Battlelore – Sword’s Song

Battlelore – Sword’s Song – 3.5/5

This is a band that has been sitting on my shelf for almost a year now, and for some reason I never succeeded in giving it the time it needed to fully listen to them. I suppose the main reason for that lies in the misconception on my part of what to expect from them. With a name when broken down becomes “Battle” and “Lore,” it conjures epic images of battling Vikings, warcrys and plenty of fantasy-type lyrics. Whilst the fantasy-filled lyrics are present, the aggression and for the most part, epic tone isn’t. This is a band that is far more at home with the likes of Tacere than with Turisas.

There is one main problem I encountered in this album, much pertaining to the manner in which the songs unfold. When dealing with fantasy lyrics there are generally two tenses used, past and present. Whilst the former sings about old legends and myths, a falling of long past heroes, the latter takes you amidst the battle, as though you are one of the heroes. This band, whilst going from lyrics alone would adhere to the latter option, creates a certain dissonance in the use of clean female vocals (which have slowly risen to near the top of the pile in terms of favourite female vocal work) and growls, the mid-pitched growls interchanging so frequently with the airy, rather more delicate and distant sounding female vocals has you feeling distant from the events taking place, watching from afar, only to have you thrust right back again by the growls. If you can overcome this issue I had, then there is likely to be much to enjoy here.

Most of the instrumentation can be summed up rather quickly. The drums are rather repetitive, the bass inaudible and the guitars are rather bland, though effectively carry the rhythm. I can’t quite understand the purpose of two guitarists on this album, but nonetheless they assist in creating an effective backing layer. Instead, the interest arises through the use of vocals and keyboards, and it must be said they are rather effective.

Often used for atmosphere, the keyboards fulfil an important duty, being the primary instrument used to smooth the transition between the two vocal styles, where they have moderate success. In addition to this, they perform their own riffs on occasion, performing between vocal sections. It is here that we often find the keyboard player displaying their prowess, and is something I’d have loved to have heard more of on this album.

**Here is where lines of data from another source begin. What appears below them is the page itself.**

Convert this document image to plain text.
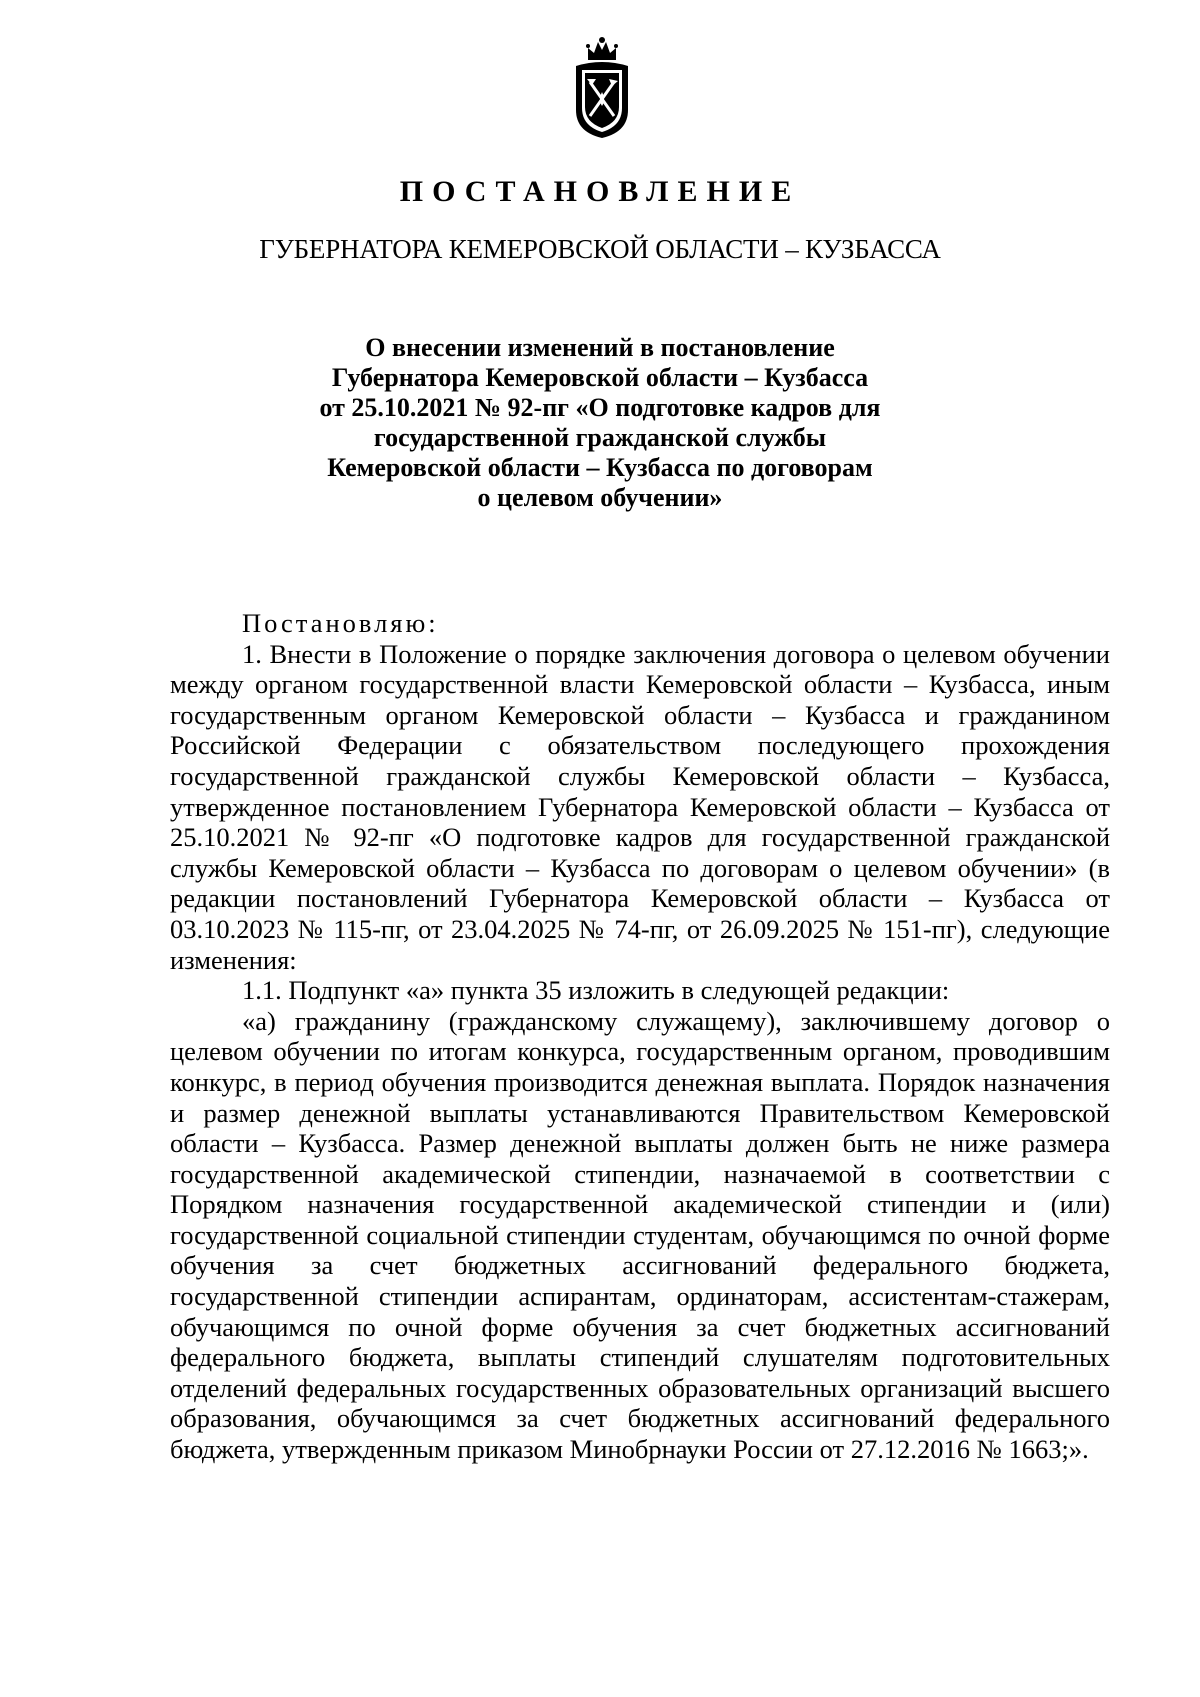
ПОСТАНОВЛЕНИЕ
ГУБЕРНАТОРА КЕМЕРОВСКОЙ ОБЛАСТИ – КУЗБАССА
О внесении изменений в постановление
Губернатора Кемеровской области – Кузбасса
от 25.10.2021 № 92-пг «О подготовке кадров для
государственной гражданской службы
Кемеровской области – Кузбасса по договорам
о целевом обучении»

Постановляю:

1. Внести в Положение о порядке заключения договора о целевом обучении между органом государственной власти Кемеровской области – Кузбасса, иным государственным органом Кемеровской области – Кузбасса и гражданином Российской Федерации с обязательством последующего прохождения государственной гражданской службы Кемеровской области – Кузбасса, утвержденное постановлением Губернатора Кемеровской области – Кузбасса от 25.10.2021 № 92-пг «О подготовке кадров для государственной гражданской службы Кемеровской области – Кузбасса по договорам о целевом обучении» (в редакции постановлений Губернатора Кемеровской области – Кузбасса от 03.10.2023 № 115-пг, от 23.04.2025 № 74-пг, от 26.09.2025 № 151-пг), следующие изменения:

1.1. Подпункт «а» пункта 35 изложить в следующей редакции:

«а) гражданину (гражданскому служащему), заключившему договор о целевом обучении по итогам конкурса, государственным органом, проводившим конкурс, в период обучения производится денежная выплата. Порядок назначения и размер денежной выплаты устанавливаются Правительством Кемеровской области – Кузбасса. Размер денежной выплаты должен быть не ниже размера государственной академической стипендии, назначаемой в соответствии с Порядком назначения государственной академической стипендии и (или) государственной социальной стипендии студентам, обучающимся по очной форме обучения за счет бюджетных ассигнований федерального бюджета, государственной стипендии аспирантам, ординаторам, ассистентам-стажерам, обучающимся по очной форме обучения за счет бюджетных ассигнований федерального бюджета, выплаты стипендий слушателям подготовительных отделений федеральных государственных образовательных организаций высшего образования, обучающимся за счет бюджетных ассигнований федерального бюджета, утвержденным приказом Минобрнауки России от 27.12.2016 № 1663;».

Despite the negativity that has been mentioned in this review, the vocals themselves are incredibly well performed. The variety keeps things interesting, if dissonant, and they both provide a unique tone. The growls are easily understood and sound barbaric in nature, and the clean vocals are done in such a mesmerising manner that when at their best, can easily hold your attention, and at their worst become merely above average.

This is an album I had difficulty getting into, the interchanges felt poorly done for the most part, and the bland guitar work in particular leaves much to be desired. Despite this, tracks such as ‘Buccaneers Inn’ and ‘The War of Wrath’ emerge, seemingly out of nowhere and have me mesmerised for their duration. Inconsistent here, but perhaps there is still hope for a knock-out release in the future.

Highlights: Buccaneers Inn, Dragonslayer, The War of Wrath

P.S. Before giving this a full listen, because of the manner presented I was under the assumption this was a folk metal band, and hence the place in this special. It should be noted there is a negligible folk influence, beyond perhaps the use of a flute intro in ‘Horns of Gondor.’ This is symphonic metal.